The department has aimed to support and strengthen physical, mental, spiritual and financial wellness in its officers, WPD Chief Lance Arnold said.
“I think you really need all four of those things and kind of a focus on all four of those things to really create an environment not only where you are creating the best environment you can for the members of your agency, whether they’re sworn or non-sworn, but you’re also preparing them, one, for a long road in this business but really as important, is you’re preparing them for when they decide it’s time to retire and it’s time to enjoy that retirement,” Arnold said.
WPD Fitness Coordinator Jason Hayes has worked with Arnold to develop a mandatory fitness program, which aims to improve cardiovascular health, for new and incumbent officers. The program is modeled after the Texas Department of Public Safety’s use of the Concept 2 rower, Hayes said. The test started out as voluntary but is now mandatory for officers.
“The scoring of the test is dependent on several factors in order to avoid absolute standards and creating any adverse and disparaging impacts,” Hayes said. “The standards are supported by scientifically proven data sets for police officers, and they incorporate gender and age as factors.”
Once a third test is complete, a standard will be set, and testing will occur every six months, Hayes said.
In addition, WPD has been allowing officers to exercise on duty for up to three hours per week for several years now, Hayes said.
WPD has a fitness committee to recommend policies and test administration. The committee recently refurbished the WPD gym and added new equipment, Hayes said.
“The concept behind the fitness program is to ensure our officers are capable of meeting the physical demands of our profession,” Hayes said. “The expectation is that officers have a level of fitness that ensures mission success and personal longevity. The major benefit to the mandatory testing is that it also encourages officers to develop improved cardiovascular health. Statically cardiovascular disease is the No. 1 killer of men and women in the United States, so it stands to good reason that we would make this a major focal point of our program.”
For mental health, WPD has peer support, which trains some WPD employees and local law enforcement to be there to support their fellow officers.
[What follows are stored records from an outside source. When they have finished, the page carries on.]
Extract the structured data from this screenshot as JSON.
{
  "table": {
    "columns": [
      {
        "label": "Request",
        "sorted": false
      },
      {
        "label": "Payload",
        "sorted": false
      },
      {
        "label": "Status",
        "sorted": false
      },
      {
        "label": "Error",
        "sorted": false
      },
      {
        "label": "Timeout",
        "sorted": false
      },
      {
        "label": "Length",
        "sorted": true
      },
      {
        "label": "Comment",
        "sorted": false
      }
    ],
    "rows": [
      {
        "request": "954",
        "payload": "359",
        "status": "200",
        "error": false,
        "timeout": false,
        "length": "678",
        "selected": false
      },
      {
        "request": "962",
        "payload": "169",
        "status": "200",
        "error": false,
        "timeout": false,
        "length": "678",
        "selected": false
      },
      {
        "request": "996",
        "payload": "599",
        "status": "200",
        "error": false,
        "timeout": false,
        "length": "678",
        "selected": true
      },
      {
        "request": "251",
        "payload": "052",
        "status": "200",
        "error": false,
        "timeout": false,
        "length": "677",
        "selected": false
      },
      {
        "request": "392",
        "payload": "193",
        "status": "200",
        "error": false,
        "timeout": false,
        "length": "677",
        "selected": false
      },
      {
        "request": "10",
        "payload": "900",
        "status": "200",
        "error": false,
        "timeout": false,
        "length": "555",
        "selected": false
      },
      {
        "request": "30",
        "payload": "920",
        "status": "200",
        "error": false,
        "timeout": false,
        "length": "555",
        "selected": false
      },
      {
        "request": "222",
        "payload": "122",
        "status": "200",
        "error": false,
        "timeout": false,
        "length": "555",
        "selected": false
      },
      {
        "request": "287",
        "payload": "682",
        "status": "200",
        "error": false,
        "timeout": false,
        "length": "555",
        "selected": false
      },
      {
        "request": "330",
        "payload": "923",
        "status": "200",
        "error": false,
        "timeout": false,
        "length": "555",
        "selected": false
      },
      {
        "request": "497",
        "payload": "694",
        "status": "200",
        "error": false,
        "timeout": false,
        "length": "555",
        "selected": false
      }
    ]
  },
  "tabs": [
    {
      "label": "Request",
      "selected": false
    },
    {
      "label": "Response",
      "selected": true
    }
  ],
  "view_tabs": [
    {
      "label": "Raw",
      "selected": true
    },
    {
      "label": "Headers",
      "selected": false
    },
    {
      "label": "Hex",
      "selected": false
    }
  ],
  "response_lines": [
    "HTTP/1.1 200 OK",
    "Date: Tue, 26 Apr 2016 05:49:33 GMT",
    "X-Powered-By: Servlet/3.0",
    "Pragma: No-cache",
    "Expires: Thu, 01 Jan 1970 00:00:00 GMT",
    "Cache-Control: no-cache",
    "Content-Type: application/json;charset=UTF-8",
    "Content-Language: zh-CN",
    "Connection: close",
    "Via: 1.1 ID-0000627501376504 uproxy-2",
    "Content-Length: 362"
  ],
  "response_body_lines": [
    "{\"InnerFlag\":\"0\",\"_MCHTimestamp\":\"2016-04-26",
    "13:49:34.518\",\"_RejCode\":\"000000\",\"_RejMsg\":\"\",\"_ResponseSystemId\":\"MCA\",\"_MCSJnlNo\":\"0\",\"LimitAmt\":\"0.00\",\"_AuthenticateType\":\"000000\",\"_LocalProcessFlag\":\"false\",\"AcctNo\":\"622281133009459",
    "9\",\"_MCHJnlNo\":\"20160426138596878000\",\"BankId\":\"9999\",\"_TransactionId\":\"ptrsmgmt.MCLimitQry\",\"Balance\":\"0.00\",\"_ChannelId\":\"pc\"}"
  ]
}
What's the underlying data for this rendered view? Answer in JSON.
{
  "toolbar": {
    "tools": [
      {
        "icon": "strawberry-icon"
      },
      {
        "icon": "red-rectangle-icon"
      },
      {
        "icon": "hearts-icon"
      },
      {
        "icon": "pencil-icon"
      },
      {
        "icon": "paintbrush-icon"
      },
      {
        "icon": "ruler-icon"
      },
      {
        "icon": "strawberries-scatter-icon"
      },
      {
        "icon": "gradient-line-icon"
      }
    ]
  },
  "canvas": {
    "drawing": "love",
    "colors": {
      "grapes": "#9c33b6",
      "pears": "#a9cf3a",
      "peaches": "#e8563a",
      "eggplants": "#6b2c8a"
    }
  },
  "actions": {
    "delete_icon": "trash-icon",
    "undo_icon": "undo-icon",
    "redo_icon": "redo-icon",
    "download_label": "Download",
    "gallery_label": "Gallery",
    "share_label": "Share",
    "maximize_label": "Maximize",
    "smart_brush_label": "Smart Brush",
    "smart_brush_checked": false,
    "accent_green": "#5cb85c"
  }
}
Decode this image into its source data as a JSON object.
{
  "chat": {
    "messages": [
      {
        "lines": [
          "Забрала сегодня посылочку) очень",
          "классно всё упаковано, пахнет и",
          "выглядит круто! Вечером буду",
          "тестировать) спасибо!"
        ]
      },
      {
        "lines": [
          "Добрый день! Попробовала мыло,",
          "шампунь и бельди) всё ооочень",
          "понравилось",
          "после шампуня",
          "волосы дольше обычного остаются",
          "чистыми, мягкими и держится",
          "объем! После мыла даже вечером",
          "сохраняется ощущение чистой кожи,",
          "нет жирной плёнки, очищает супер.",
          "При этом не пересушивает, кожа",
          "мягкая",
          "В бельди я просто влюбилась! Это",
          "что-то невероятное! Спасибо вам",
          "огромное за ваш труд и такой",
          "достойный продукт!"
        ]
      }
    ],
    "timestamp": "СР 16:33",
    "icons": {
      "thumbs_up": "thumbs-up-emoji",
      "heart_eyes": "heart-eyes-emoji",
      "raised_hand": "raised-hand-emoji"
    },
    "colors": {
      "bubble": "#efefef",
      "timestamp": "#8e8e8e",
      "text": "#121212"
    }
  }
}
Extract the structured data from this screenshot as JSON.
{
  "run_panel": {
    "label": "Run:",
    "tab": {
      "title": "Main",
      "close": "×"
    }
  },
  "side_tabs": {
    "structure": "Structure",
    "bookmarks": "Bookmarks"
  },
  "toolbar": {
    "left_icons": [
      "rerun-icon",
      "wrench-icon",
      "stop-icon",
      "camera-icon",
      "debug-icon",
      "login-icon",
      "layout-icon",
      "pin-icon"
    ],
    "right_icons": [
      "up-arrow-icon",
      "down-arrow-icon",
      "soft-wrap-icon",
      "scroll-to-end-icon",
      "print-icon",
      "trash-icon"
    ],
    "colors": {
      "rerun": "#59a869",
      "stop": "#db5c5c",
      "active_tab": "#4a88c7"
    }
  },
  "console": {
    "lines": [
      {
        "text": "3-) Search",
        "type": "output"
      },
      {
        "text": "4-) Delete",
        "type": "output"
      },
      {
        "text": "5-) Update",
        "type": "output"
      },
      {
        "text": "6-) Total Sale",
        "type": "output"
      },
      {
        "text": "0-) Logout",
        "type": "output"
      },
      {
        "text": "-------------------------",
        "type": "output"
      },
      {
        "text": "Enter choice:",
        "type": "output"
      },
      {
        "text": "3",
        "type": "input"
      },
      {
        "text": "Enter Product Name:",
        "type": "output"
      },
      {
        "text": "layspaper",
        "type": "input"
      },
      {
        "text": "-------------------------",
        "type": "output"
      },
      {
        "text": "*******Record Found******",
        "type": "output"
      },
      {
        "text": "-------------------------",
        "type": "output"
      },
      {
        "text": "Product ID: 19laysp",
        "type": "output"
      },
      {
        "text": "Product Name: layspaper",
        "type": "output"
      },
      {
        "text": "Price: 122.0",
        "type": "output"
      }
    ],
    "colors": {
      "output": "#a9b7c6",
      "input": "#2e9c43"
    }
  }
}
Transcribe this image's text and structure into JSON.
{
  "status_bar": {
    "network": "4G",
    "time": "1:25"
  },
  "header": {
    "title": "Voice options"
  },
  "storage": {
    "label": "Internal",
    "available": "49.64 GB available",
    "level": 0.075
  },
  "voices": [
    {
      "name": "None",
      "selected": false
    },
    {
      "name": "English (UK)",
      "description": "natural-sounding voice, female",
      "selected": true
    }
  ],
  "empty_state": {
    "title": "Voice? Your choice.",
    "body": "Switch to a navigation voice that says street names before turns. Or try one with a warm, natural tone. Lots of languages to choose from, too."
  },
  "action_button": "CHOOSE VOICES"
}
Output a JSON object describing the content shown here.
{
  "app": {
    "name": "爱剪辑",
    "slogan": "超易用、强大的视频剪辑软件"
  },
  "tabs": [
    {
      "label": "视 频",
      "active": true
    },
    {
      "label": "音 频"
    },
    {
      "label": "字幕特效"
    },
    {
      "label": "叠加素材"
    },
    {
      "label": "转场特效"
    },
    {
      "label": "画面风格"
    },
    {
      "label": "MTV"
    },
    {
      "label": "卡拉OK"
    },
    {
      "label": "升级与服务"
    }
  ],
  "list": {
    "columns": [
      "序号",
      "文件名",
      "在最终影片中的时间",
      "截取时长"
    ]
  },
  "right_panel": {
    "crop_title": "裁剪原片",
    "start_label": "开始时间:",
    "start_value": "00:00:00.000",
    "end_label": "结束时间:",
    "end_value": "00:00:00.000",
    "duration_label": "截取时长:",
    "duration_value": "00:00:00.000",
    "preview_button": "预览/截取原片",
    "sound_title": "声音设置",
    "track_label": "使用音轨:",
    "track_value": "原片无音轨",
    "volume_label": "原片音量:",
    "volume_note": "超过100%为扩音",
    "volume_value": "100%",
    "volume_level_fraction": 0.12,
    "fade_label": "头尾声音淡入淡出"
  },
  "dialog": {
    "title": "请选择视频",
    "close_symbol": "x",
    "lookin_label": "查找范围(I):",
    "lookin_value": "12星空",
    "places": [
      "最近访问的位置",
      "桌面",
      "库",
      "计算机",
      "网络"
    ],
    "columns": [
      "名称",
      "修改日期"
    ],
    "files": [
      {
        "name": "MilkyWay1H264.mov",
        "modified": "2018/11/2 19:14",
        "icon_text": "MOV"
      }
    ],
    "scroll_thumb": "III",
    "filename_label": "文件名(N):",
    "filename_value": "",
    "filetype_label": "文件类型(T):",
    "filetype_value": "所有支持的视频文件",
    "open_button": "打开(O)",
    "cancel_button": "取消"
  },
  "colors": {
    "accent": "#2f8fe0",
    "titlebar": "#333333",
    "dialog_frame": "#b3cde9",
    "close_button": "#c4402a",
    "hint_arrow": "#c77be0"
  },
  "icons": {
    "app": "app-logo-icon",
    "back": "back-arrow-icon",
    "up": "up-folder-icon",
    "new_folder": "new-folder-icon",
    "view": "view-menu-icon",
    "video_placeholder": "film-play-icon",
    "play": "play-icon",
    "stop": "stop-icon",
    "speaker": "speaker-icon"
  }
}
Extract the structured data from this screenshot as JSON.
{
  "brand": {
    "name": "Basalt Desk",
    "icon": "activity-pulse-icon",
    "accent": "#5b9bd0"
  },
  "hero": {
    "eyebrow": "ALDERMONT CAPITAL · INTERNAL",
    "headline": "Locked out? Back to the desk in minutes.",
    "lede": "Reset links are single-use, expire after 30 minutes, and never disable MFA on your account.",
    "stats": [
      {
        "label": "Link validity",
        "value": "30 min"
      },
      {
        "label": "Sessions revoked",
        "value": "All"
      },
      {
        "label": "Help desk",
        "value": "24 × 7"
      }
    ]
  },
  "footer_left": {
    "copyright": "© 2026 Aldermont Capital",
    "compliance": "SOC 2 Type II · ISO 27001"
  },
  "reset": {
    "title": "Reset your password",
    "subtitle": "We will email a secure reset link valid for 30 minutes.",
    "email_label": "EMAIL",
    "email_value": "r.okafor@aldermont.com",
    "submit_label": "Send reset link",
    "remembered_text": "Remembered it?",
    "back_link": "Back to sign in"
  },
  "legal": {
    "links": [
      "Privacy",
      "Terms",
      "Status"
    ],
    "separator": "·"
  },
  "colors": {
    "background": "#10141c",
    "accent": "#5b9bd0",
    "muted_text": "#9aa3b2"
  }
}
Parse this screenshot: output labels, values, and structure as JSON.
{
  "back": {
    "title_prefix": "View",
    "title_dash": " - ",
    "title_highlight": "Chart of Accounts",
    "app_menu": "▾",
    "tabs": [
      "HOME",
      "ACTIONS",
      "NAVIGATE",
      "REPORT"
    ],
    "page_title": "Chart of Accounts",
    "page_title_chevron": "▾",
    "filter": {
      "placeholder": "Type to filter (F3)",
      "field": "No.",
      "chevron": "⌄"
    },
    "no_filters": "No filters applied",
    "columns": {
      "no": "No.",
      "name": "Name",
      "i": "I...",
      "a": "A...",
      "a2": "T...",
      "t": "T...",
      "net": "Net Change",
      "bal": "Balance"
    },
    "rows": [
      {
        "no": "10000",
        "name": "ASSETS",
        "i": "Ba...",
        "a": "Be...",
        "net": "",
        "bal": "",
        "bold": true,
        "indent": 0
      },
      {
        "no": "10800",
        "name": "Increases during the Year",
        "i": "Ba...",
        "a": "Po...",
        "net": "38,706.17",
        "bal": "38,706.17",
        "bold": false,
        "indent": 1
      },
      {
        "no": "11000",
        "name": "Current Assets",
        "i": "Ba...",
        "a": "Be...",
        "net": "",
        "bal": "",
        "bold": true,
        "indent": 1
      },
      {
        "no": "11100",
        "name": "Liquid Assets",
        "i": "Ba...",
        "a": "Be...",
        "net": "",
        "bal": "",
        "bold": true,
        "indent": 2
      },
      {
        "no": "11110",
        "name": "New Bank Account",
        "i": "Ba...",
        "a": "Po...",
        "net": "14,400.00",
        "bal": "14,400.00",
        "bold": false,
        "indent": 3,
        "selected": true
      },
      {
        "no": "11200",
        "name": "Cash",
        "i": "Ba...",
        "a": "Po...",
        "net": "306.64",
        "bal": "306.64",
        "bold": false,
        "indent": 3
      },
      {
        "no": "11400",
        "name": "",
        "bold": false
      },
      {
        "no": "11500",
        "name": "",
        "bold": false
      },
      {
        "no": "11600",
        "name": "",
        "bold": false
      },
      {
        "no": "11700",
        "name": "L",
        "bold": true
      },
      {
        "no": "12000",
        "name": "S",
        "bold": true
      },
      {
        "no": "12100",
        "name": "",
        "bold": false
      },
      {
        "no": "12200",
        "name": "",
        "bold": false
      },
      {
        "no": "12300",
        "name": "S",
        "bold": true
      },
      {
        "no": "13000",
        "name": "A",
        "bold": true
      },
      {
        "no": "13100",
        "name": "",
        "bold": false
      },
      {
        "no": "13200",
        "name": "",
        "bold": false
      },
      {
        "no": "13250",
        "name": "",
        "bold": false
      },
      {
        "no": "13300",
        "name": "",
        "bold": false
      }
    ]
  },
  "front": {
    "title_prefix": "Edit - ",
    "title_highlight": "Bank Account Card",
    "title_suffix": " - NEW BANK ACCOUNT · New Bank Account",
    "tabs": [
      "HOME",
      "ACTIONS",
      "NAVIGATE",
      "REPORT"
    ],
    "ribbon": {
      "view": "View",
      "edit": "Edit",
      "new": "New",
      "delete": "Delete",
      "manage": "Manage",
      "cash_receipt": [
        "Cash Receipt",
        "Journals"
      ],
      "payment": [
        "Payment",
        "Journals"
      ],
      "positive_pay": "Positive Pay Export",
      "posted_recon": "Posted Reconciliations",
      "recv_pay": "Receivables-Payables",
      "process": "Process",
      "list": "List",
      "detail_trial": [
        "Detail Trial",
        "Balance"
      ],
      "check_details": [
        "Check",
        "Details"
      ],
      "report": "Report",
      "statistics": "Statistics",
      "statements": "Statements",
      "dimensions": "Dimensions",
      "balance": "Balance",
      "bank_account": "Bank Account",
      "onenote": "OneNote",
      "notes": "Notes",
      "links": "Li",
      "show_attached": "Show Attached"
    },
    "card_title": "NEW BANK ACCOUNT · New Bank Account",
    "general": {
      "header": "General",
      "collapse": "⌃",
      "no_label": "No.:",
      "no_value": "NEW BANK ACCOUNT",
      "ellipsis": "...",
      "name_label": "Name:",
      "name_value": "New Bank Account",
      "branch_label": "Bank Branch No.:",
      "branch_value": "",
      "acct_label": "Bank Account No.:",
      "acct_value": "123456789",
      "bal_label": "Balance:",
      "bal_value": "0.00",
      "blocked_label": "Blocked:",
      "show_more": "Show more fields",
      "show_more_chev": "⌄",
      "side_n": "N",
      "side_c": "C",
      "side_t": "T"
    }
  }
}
They respond to critical incidents like officer-involved shootings and when an officer has observed the death of a child, Detective Jason Goff said. Peer support members talk with officers at the scene and afterward and help the officer manage their wellbeing.
Currently, there are about six peer support members, Goff said. Peer support also helps officers with hardships in an officer’s personal life, and the information an officer shares with peer support is confidential. Resources given to officers through peer support also conceal an officer’s issues.
Peer support members encourage police officers to make healthy choices to maintain mental health as well as allowing them to talk about their feelings, Goff said.
“We deal with other people’s problems every time we come to work, and if we’re having trouble with our own mental health, how are we going to help them with their problems?” Goff said.
Since 2018, Arnold started a program to connect police and telecommunications officers with a psychiatrist for mental health check-ups, which is a confidential, one-on-one visit.
“What we’re really trying to do with that side of things is remove that stigma of talking to mental health professionals,” Arnold said.
For spiritual needs, WPD has an in-house chaplain and partners with the Parker County Ministerial Alliance. These resources are available but not forced on anyone, Arnold said.
Financial wellness at WPD relates to educating employees about health and life insurance, retirement planning and money management, Arnold said.
“With this program, we will be better able to serve our citizens and promote health in our officers,” Hayes said. “Our desire is to not only set our officers up for success during their years of service to this community, but for the remainder of their lives.”